Anesthesia & Clinical Research
Open Access

ISSN: 2155-6148

+44 1223 790975

Abstract

Anesthesia in the Surgery of Strabismus: Role of Anesthetic Agents in the Ocular Deviation and Surgical Outcome

Migliorini R, Collini S, Malagola R, Servidio A, Cannata R and Arrico L

Purpose: To determine whether the changes in the ocular alignment following general anesthesia, maintained with two different inhalational anesthetic agents, sevoflurane and desflurane, can be used as a predictor for surgical outcomes in children with esotropia.

Methods: The authors obtained digital photographs of 42 children with esotropia; 21 patients underwent strabismus surgery with general inhalation anesthesia with sevoflurane (group A), 21 patients with inhalatory anesthesia with desflurane (Group B), as maintenance general anesthesia agents. For each patient, the corneal reflexes position were digitally measured and compared with the preoperative ocular deviation’s angle; the correlation with surgical outcome, one year after, was considered.
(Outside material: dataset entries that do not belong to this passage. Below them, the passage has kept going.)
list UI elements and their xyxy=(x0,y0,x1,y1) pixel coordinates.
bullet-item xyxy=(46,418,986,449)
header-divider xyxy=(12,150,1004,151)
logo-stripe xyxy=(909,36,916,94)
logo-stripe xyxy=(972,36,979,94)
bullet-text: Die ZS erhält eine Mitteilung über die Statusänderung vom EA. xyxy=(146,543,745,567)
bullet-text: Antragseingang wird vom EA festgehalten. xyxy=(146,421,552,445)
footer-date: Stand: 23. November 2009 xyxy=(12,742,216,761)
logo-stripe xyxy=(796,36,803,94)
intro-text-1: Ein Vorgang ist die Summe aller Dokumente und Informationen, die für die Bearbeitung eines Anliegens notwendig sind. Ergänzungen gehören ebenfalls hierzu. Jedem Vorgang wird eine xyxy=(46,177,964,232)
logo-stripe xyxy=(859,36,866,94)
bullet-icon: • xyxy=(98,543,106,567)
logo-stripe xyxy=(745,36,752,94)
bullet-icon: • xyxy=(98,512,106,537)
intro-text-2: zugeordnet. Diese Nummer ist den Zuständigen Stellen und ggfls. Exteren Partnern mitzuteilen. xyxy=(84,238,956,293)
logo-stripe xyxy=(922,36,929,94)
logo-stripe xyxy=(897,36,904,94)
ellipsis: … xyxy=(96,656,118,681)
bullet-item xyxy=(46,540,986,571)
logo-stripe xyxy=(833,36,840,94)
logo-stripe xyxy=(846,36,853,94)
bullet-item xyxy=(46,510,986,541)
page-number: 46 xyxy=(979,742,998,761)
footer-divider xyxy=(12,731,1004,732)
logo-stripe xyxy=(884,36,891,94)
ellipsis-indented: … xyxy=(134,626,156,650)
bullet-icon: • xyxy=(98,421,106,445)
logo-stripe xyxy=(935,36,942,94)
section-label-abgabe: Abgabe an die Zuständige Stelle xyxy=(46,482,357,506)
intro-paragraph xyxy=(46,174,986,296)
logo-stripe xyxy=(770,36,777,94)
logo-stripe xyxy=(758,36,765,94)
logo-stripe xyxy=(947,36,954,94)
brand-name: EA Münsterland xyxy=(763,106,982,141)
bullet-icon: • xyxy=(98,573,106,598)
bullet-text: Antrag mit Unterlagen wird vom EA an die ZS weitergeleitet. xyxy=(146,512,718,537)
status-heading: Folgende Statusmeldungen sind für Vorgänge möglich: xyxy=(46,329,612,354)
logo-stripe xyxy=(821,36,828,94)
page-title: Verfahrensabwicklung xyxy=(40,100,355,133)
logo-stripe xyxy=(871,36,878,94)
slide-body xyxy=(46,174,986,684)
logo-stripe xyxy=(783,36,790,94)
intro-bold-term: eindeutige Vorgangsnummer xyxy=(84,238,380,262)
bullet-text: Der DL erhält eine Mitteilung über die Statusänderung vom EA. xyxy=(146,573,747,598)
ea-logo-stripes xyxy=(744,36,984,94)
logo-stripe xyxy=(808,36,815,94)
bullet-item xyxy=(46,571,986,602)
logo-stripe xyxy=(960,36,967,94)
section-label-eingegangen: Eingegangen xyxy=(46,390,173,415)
Results: The patients in both groups showed a decrease of the squint angle, or eye’s gap position after the induction of general anesthesia. In group B, this divergence was significantly higher than in group A (P<0.001). In both groups, there was a linear correlation between the preoperative angle and shortly after the induction of general anesthesia. Patients ranging a corneal reflexes position within 1 SD (15Δ) evidenced higher success of surgery (p<0.05) of patients>1 SD.

Conclusion: Changes in the ocular deviation with sevoflurane and desflurane, can be predictive for surgery outcome in children with esotropia. Furthermore, desflurane evidenced greater effects on the ocular deviation compared to sevoflurane, thus confirming to be the inhalational anesthetic of choice in strabismus surgery.